Las revoluciones sociales están sacudiendo varias plazas de Europa. Sus protagonistas principales son jóvenes, activados por la rigurosidad de las crisis económicas, el anquilosamiento de sus sistemas políticos, o la caducidad de construcciones morales que coartan sus derechos y libertades; tienen a las redes sociales como su herramienta de convocatoria y difusión, y confluyen a los espacios públicos para enfrentar al poder político y cuestionarlo.

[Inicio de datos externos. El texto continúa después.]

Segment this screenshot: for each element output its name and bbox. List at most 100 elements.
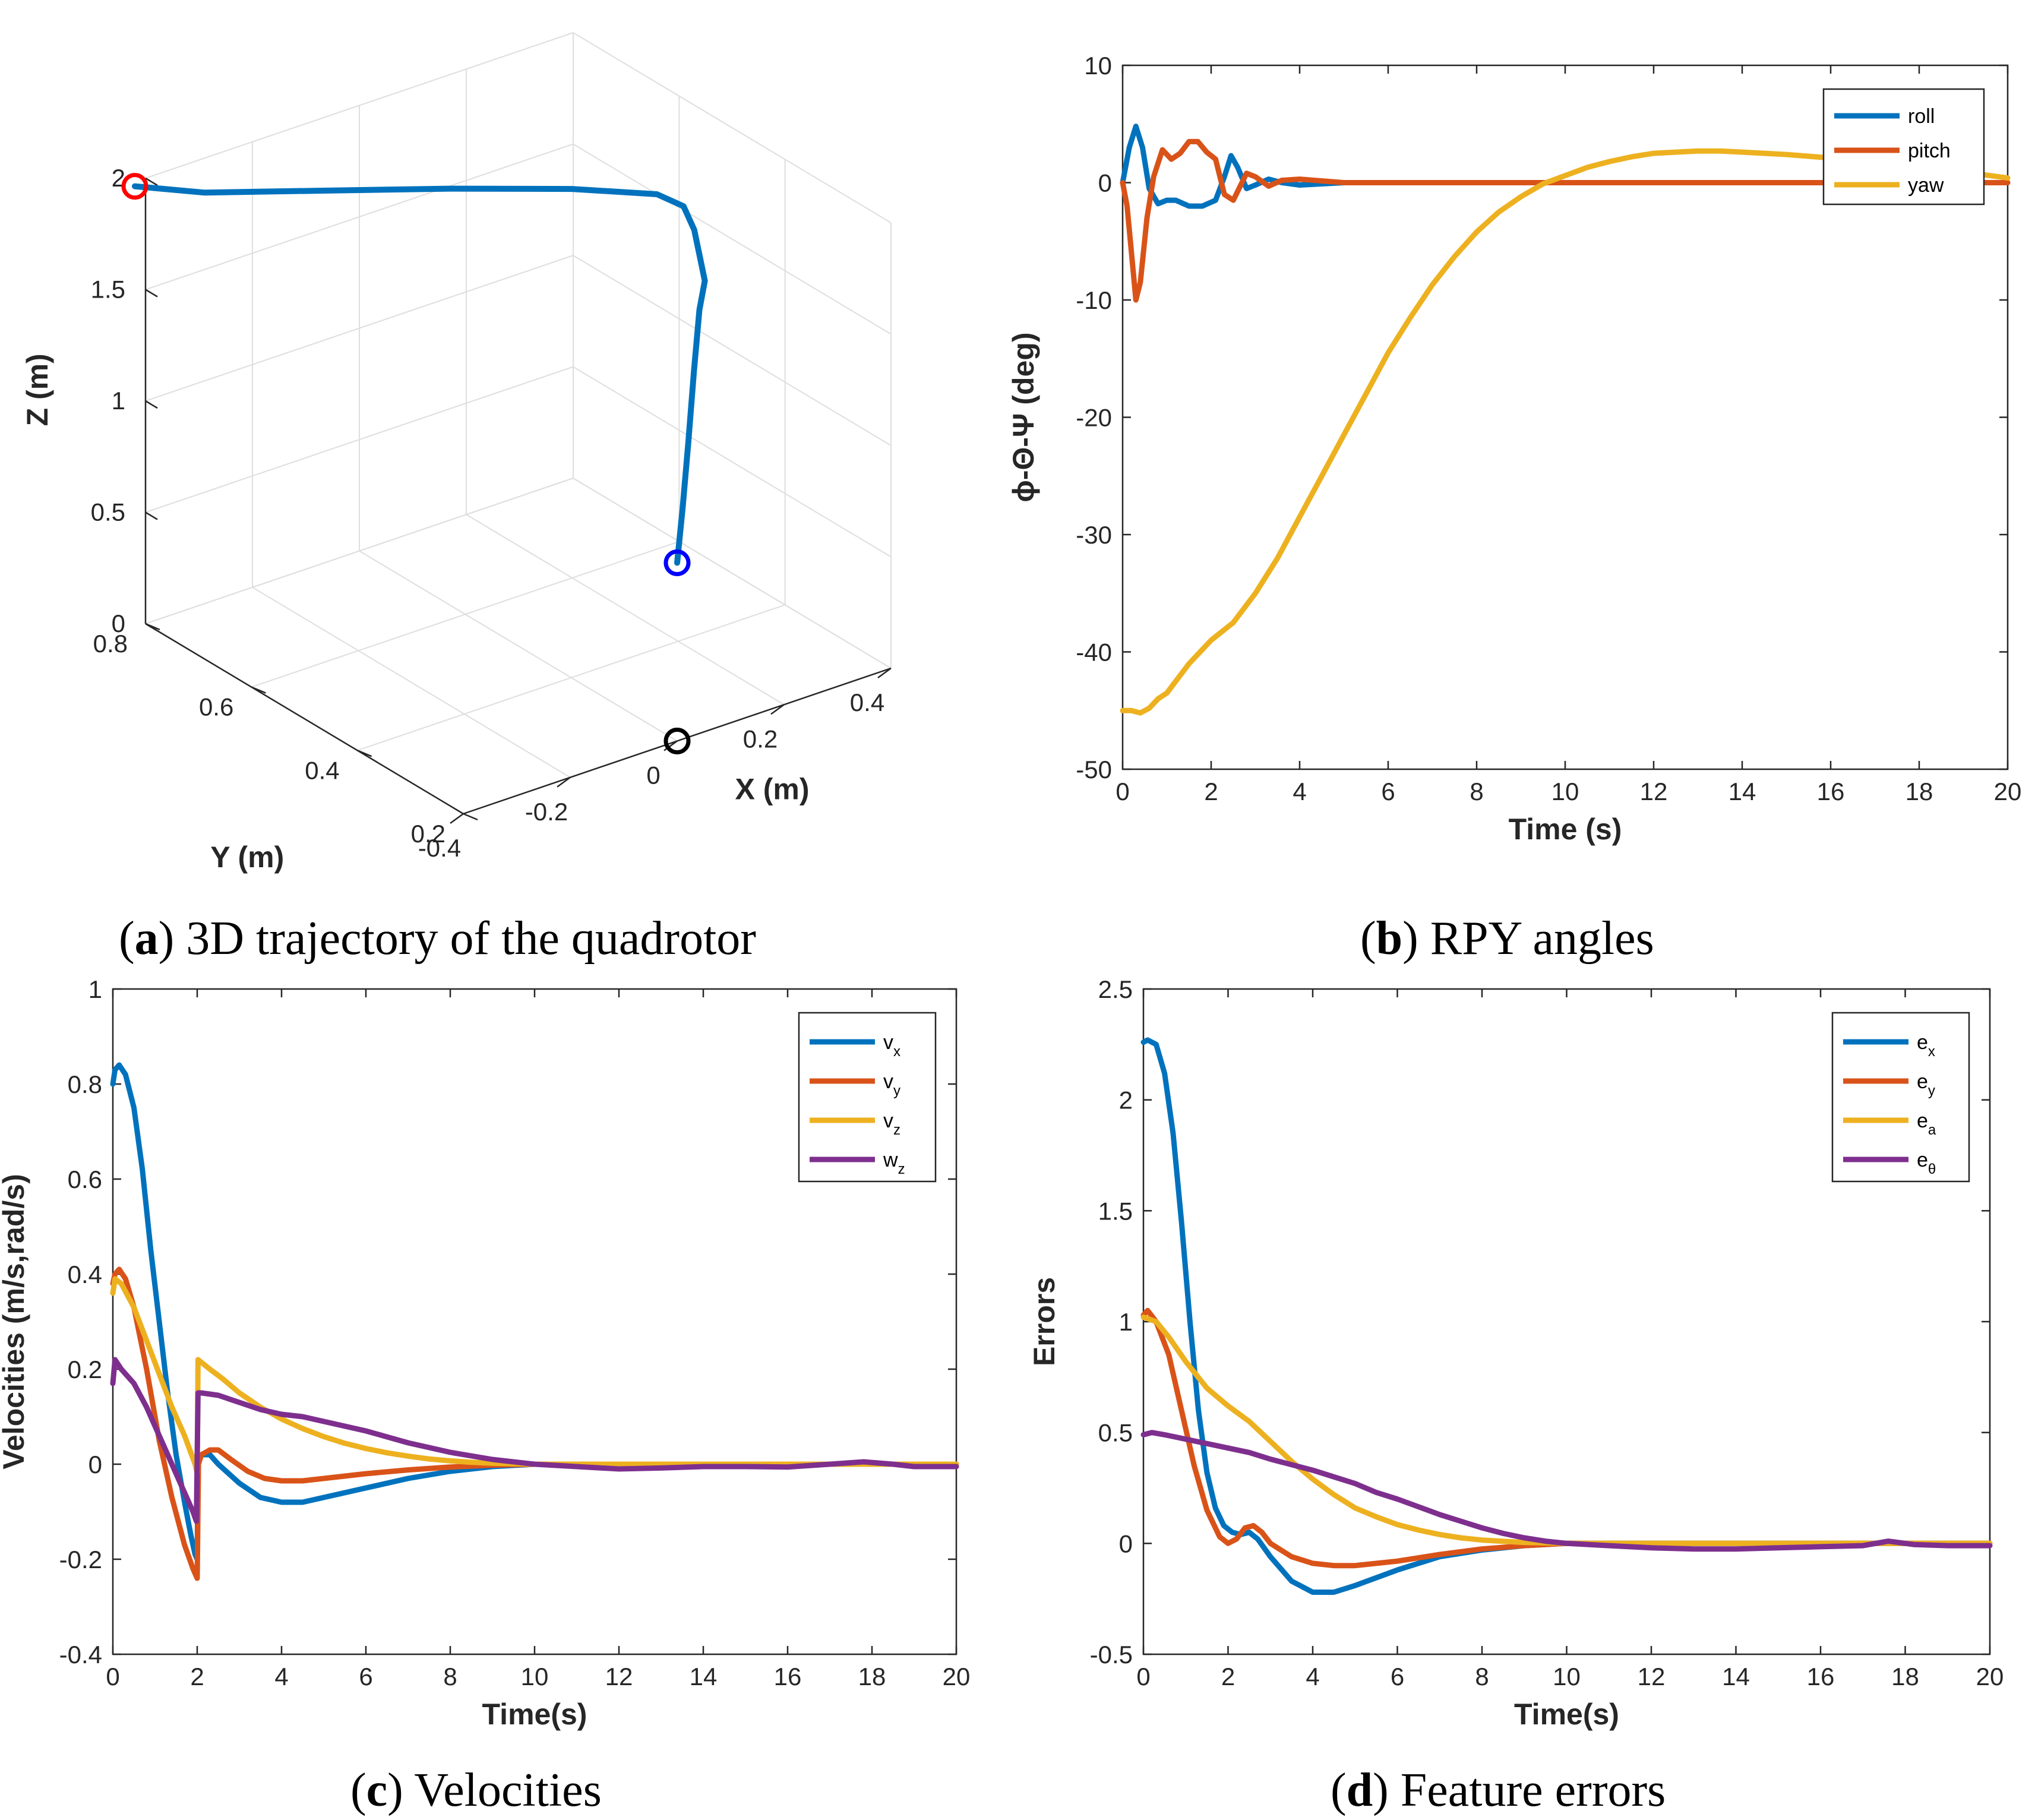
y-tick-label: 2 (1119, 1086, 1133, 1114)
x-tick-label: 16 (1817, 778, 1845, 805)
x-tick-label: 8 (443, 1663, 457, 1691)
legend-label-vx: vx (883, 1031, 900, 1060)
panel-d-feature-errors: 0 2 4 6 8 10 12 14 16 18 20-0.500.511.522.5Time(s)… (1028, 975, 2004, 1731)
grid-line (145, 478, 574, 624)
y-tick-mark (357, 750, 372, 757)
caption-b: (b) RPY angles (1360, 912, 1654, 965)
series-line-wz (110, 1357, 959, 1524)
y-tick-label: 0.6 (199, 693, 233, 721)
legend-label-vz: vz (883, 1110, 900, 1138)
y-tick-label: 0 (1119, 1530, 1133, 1557)
x-axis-label: Time(s) (482, 1698, 587, 1731)
x-tick-mark (663, 740, 678, 751)
y-tick-label: 0.5 (1098, 1419, 1133, 1447)
legend-box (798, 1012, 937, 1183)
x-tick-label: 0 (646, 762, 660, 789)
y-tick-label: 0.4 (305, 756, 339, 784)
x-tick-label: 0.2 (743, 725, 778, 753)
z-tick-mark (145, 289, 158, 298)
grid-line (145, 143, 574, 290)
legend-label-subscript: z (898, 1161, 905, 1177)
legend-label-main: e (1917, 1149, 1928, 1171)
y-tick-label: -0.2 (59, 1546, 102, 1573)
series-line-ey (1140, 1307, 1993, 1569)
panel-c-velocities: 0 2 4 6 8 10 12 14 16 18 20 -0.4 -0.2 0 0.2 0.4 0.6 0.8 1 T… (0, 975, 970, 1731)
legend-label-eθ: eθ (1917, 1149, 1936, 1177)
x-tick-label: 18 (1891, 1663, 1919, 1691)
x-axis-label: X (m) (735, 773, 810, 806)
y-tick-label: -10 (1076, 286, 1112, 314)
x-tick-label: 10 (1553, 1663, 1581, 1691)
legend-label-yaw: yaw (1908, 174, 1944, 197)
grid-line (573, 478, 892, 669)
y-tick-mark (463, 813, 478, 821)
z-tick-mark (145, 511, 158, 520)
caption-a: (a) 3D trajectory of the quadrotor (119, 912, 756, 965)
x-tick-label: 12 (1640, 778, 1668, 805)
z-tick-label: 0 (112, 609, 125, 637)
x-tick-label: 6 (1381, 778, 1395, 805)
y-tick-label: 1.5 (1098, 1197, 1133, 1225)
legend-label-main: e (1917, 1110, 1928, 1132)
x-tick-label: -0.4 (418, 834, 461, 862)
grid-line (251, 541, 680, 688)
x-tick-mark (450, 813, 464, 824)
marker-target (663, 728, 691, 754)
x-tick-label: -0.2 (525, 798, 568, 826)
trajectory-line (132, 183, 708, 566)
grid-line (359, 550, 678, 742)
panel-a-3d-trajectory: -0.4-0.200.20.40.20.40.60.800.511.52X (m… (21, 32, 892, 874)
x-tick-label: 0 (106, 1663, 119, 1691)
y-axis-label: Velocities (m/s,rad/s) (0, 1174, 30, 1469)
legend-label-vy: vy (883, 1070, 900, 1099)
grid-line (145, 32, 574, 179)
y-tick-label: 10 (1084, 52, 1112, 80)
legend-label-ey: ey (1917, 1070, 1935, 1099)
x-tick-label: 4 (274, 1663, 288, 1691)
x-tick-label: 2 (1221, 1663, 1235, 1691)
y-tick-label: -0.4 (59, 1641, 102, 1669)
y-tick-label: -20 (1076, 404, 1112, 432)
caption-c: (c) Velocities (350, 1764, 602, 1816)
x-tick-label: 16 (774, 1663, 802, 1691)
x-axis-label: Time(s) (1514, 1698, 1619, 1731)
y-tick-label: 0.4 (68, 1260, 102, 1288)
y-tick-label: 0 (1098, 169, 1112, 197)
legend-label-main: w (883, 1149, 898, 1171)
legend-label-subscript: x (1928, 1044, 1935, 1060)
legend-label-main: e (1917, 1031, 1928, 1054)
x-tick-label: 4 (1306, 1663, 1319, 1691)
x-tick-label: 0.4 (850, 688, 884, 716)
series-line-vz (110, 1276, 959, 1477)
legend-label-subscript: a (1928, 1122, 1936, 1138)
legend-label-main: v (883, 1110, 893, 1132)
z-tick-mark (145, 400, 158, 409)
x-tick-label: 20 (1976, 1663, 2004, 1691)
x-tick-label: 18 (1906, 778, 1933, 805)
y-axis-label: Errors (1028, 1277, 1061, 1366)
x-tick-label: 10 (521, 1663, 549, 1691)
x-tick-label: 2 (1204, 778, 1218, 805)
z-tick-mark (145, 623, 158, 632)
y-tick-label: 0.2 (68, 1355, 102, 1383)
z-tick-label: 0.5 (91, 498, 125, 526)
series-line-ea (1140, 1315, 1993, 1546)
x-tick-label: 18 (858, 1663, 886, 1691)
x-tick-label: 12 (605, 1663, 633, 1691)
y-axis-line (145, 623, 464, 815)
y-tick-label: -0.5 (1090, 1641, 1133, 1669)
y-axis-label: ϕ-Θ-Ψ (deg) (1007, 332, 1040, 502)
x-tick-label: 20 (1994, 778, 2022, 805)
legend-label-main: roll (1908, 105, 1935, 128)
grid-line (145, 366, 574, 513)
caption-d: (d) Feature errors (1331, 1764, 1666, 1816)
legend-label-ex: ex (1917, 1031, 1935, 1060)
legend-label-main: e (1917, 1070, 1928, 1093)
grid-line (573, 143, 892, 335)
x-tick-label: 8 (1470, 778, 1483, 805)
grid-line (357, 604, 785, 751)
legend-label-main: v (883, 1031, 893, 1054)
x-tick-label: 4 (1293, 778, 1306, 805)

El último episodio de este fenómeno tiene su epicentro en la Plaza del Sol de Madrid: cientos de jóvenes acampados a la intemperie, movilizados por efecto de una crisis económica que combina asfixia financiera y desempleo, en un contexto de debilitamiento institucional de la gobernanza europea. En España está en juego la rigurosidad de un ajuste económico que quiere evitar la debacle del euro. Los manifestantes se rebelan indignados ante un sistema que les ofrece altos índices de formación profesional, pero que no logra integrarlos en procesos productivos sostenidos con empleo seguro y estable. Un fenómeno que presenta características similares en Grecia, Portugal e Irlanda.
En todos estos casos, el denominador común es la demanda por la profundización de la democracia. Sin embargo, sus agendas son mínimas, no llegan a plantear mecanismos políticos o económicos alternativos, su campo de acción es la crítica y la impugnación. Este rasgo pone en evidencia la fuerza y debilidad de estos movimientos: pueden alcanzar una movilización social de grandes proporciones, hasta el punto de hacer tambalear a un régimen, pero no representan una alternativa en términos de opción de gobierno. La crisis en estos países revela la complejidad de la estrategia europea, donde las altas inversiones para homogeneizar los niveles de desarrollo de sus estados miembros no generaron ese efecto, sino que produjeron burbujas financieras que ahora tratan de resolverse con ajustes y salvatajes desesperados.
Estas crisis ponen de manifiesto el colosal retraso de la política frente a procesos de innovación tecnológica y de conocimiento, frente a los cuales el sistema político no logra adecuarse y gobernarlos. Pone en evidencia la crisis del modelo europeo de la ‘gobernanza multinivel’; las respuestas no han ido más allá de ajustes convencionales a escala nacional, con medidas fiscalistas y de restricción del gasto público, una línea de intervención que no apunta a vincular los procesos de innovación en conocimientos y tecnologías que se expresan en los altos niveles de formación profesional, con las dinámicas de un crecimiento económico que sea incluyente, equitativo y sostenible.
La crisis impacta también sobre la población migrante, enfrentada a su precarización, luego de que fuera incluida en la burbuja que ahora los excluye.